It is an inherited disorder that causes high cholesterol and triglycerides in the blood.
Hyperlipidemia, also called multiple lipoprotein hyperlipidemia, is a genetic disorder in which a combination of high cholesterol and high triglycerides is inherited and passed on among family members.
Many patients with mixed hyperlipidemia are asymptomatic (they have no symptoms). Others do experience symptoms, which include:
- Pain in the chest ( angina ).
- Xanthoma (a condition in which fat accumulates below the skin’s surface).
- Xanthelasma of the eyelid (which is the same as a xanthoma but is found on the eyelid.
- Pain in the abdomen.
- Enlargement of the spleen.
- Liver enlarged.
Patients with mixed hyperlipidemia have an increased risk of developing early coronary heart disease and heart attacks, and they also have a higher rate of glucose intolerance and obesity.
Although mixed hyperlipidemia is hereditary, some factors can make it worse. These include:
A family history of high cholesterol and early heart disease are risk factors for developing the disorder.
A type of condition can be identified with genetic tests. Otherwise, blood tests are the primary means of diagnosing mixed hyperlipidemia.
The specific tests that your doctor will perform include checking the levels of:
- LDL: low-density lipoprotein.
- HDL: high-density lipoprotein, which helps move fats, cholesterol, and triglycerides throughout the body. They are associated with a lower risk of coronary artery disease.
- Triglycerides: are produced in the body; they also come from food. Unburned calories are converted into triglycerides and stored in fat cells.
- Apolipoprotein B100: this test measures a specific protein that plays a crucial role in metabolism and is a type of LDL.

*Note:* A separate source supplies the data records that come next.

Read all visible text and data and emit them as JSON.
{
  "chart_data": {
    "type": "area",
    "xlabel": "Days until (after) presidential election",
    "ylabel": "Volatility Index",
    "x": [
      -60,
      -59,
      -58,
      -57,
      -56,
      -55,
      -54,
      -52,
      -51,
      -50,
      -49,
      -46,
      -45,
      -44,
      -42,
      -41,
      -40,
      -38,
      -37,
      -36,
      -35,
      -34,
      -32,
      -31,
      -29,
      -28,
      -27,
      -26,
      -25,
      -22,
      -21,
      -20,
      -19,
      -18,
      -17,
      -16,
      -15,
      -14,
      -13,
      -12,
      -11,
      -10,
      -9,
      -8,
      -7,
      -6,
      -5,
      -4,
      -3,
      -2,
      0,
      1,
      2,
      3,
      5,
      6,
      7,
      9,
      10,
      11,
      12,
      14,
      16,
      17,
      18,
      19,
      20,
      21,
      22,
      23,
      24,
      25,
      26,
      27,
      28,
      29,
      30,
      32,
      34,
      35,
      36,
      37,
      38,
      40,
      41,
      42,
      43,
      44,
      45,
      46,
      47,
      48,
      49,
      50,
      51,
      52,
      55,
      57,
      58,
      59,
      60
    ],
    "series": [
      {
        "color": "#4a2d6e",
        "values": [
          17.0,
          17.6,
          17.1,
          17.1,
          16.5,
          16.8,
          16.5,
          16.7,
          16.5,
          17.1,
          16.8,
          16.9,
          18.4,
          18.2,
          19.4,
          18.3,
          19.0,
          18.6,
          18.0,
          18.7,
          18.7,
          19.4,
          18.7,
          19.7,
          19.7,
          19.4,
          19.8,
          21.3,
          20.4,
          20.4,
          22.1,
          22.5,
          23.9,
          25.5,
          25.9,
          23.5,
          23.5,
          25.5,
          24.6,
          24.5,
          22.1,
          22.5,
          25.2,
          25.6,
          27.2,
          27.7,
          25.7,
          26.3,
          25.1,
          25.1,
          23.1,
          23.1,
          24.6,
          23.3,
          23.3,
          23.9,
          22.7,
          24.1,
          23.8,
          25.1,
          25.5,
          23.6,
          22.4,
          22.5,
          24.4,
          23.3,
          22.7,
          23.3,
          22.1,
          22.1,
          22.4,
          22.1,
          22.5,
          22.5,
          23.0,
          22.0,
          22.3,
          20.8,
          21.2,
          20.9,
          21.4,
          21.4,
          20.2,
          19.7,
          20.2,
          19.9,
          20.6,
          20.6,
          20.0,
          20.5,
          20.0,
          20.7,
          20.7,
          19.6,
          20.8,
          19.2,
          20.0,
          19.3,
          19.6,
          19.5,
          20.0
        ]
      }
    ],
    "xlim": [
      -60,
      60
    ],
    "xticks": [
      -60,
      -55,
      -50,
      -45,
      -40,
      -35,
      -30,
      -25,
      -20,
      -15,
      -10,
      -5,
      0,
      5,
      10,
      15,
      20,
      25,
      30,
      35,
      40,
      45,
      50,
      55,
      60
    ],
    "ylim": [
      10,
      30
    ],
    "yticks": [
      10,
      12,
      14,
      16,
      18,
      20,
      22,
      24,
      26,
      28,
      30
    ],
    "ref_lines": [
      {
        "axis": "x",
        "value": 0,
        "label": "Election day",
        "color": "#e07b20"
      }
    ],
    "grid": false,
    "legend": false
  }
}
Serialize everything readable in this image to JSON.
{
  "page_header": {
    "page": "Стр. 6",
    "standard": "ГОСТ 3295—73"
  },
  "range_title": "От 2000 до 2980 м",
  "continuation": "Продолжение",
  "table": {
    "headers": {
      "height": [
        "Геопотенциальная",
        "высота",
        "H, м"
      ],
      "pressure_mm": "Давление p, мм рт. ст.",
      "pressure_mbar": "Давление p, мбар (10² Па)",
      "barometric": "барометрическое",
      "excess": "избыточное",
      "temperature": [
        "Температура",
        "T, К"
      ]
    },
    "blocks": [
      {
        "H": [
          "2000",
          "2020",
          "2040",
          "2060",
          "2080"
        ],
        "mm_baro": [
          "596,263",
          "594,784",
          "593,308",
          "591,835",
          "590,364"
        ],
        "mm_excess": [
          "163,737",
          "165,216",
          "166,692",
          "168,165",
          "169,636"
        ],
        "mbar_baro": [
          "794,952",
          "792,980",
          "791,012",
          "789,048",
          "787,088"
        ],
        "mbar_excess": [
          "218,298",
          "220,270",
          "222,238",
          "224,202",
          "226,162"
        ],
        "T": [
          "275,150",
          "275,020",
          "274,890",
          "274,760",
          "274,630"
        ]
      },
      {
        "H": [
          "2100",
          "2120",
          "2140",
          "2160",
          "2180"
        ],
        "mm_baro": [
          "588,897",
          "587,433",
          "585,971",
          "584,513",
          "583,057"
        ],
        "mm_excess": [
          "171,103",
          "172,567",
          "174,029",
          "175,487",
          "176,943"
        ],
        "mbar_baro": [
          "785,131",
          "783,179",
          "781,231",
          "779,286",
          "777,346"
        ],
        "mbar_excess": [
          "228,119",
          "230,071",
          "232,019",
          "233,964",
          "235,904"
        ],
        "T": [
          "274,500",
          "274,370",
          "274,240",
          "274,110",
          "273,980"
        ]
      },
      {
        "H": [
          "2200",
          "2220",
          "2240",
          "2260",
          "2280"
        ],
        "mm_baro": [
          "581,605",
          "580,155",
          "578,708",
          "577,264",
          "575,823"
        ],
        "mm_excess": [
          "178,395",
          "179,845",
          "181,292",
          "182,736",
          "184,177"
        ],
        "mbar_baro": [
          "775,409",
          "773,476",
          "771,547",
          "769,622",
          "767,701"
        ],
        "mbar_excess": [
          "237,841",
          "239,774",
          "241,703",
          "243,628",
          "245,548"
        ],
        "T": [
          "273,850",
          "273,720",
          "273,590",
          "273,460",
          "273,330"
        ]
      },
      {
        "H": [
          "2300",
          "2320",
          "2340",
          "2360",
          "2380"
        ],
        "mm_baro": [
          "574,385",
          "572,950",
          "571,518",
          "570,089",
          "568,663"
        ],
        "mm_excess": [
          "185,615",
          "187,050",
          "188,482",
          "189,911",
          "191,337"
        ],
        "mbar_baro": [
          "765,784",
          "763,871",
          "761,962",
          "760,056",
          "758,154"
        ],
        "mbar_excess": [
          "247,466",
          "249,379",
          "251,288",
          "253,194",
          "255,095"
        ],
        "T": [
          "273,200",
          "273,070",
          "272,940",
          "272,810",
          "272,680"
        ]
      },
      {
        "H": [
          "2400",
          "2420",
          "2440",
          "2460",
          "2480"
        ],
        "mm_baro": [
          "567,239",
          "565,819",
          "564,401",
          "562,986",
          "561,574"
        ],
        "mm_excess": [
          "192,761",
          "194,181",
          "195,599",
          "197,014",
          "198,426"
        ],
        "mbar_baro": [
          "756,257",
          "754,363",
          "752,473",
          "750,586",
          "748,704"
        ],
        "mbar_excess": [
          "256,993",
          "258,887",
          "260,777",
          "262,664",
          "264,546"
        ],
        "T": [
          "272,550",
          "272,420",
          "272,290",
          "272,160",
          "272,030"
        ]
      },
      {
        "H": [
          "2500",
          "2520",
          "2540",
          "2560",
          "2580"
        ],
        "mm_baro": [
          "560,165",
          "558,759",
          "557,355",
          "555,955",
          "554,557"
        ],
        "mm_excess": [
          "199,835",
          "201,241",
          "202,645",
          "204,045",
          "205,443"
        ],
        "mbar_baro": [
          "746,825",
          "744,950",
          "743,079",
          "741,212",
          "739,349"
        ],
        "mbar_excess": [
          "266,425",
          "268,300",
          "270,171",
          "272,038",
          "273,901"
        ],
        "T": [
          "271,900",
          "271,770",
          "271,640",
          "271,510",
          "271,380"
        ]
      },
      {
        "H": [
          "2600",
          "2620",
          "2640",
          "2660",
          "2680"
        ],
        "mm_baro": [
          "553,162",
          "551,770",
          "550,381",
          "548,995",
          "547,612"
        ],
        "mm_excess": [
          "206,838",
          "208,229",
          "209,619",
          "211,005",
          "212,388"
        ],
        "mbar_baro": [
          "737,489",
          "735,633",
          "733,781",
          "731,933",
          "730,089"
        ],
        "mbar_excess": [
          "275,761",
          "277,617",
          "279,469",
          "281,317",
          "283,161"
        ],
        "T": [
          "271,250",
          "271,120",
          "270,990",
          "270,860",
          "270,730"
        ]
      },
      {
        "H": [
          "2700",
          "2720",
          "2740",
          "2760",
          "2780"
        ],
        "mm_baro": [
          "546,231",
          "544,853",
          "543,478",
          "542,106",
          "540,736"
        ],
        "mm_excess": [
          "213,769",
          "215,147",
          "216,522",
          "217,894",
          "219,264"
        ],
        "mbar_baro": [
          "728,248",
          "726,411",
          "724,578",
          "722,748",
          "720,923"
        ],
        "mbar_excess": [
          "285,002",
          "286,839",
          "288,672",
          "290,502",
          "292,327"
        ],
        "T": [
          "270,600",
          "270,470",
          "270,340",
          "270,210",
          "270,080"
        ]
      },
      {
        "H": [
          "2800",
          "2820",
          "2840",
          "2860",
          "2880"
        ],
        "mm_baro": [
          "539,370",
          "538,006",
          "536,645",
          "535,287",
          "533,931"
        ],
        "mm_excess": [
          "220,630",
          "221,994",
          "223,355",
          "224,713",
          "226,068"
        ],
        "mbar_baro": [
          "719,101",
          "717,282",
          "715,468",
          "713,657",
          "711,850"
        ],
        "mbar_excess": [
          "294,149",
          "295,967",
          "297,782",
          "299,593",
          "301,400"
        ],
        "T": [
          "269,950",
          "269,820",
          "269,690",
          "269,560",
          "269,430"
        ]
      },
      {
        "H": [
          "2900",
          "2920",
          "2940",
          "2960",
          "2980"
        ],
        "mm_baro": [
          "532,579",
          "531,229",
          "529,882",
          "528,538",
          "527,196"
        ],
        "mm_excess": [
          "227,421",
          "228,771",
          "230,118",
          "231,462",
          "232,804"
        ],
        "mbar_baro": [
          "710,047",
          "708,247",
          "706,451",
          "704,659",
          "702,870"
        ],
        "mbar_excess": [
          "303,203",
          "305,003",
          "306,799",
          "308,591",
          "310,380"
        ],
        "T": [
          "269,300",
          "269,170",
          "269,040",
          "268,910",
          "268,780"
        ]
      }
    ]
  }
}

The goal of any treatment for mixed hyperlipidemia is to reduce the risk of complications and diseases of the heart.
Generally, a combination of lifestyle changes and medications is used to help treat mixed hyperlipidemia. The goal of treatment is not to cure the disorder but to reduce the risk of heart disease.
Changes in diet and lifestyle are a standard first-line treatment. Here are some changes to consider:
- Adjust your total fat intake to no more than 30% of your total daily calories.
- Reduce your consumption of saturated fats.
- Eat less meat.
- Eat more fiber; this helps you feel fuller to eat fewer total calories.
- Avoid egg yolks and organ meats that are high in cholesterol.
- Regular exercise and weight loss are other ways to reduce your risk of heart disease.
If diet and exercise do not reduce cholesterol levels, your doctor may prescribe medications such as statins, nicotinic acid, omega-3 (which help lower triglyceride levels), or fibrates.
Individual results will vary depending on how early you are diagnosed and how well you follow and respond to treatment.
Your doctor will determine the best course of treatment for your situation. Some people with very high levels are still susceptible to complications, even with medical intervention.
If left untreated, mixed hyperlipidemia can cause stroke, heart attack, or atherosclerotic heart disease, leading to premature death.
Suppose you know you have a family history of this condition. The genetic test can identify the disease in the early stages (where you are likely to be more receptive to dietary therapy). Following a diet low in saturated fat and cholesterol can help control LDL levels in high-risk patients.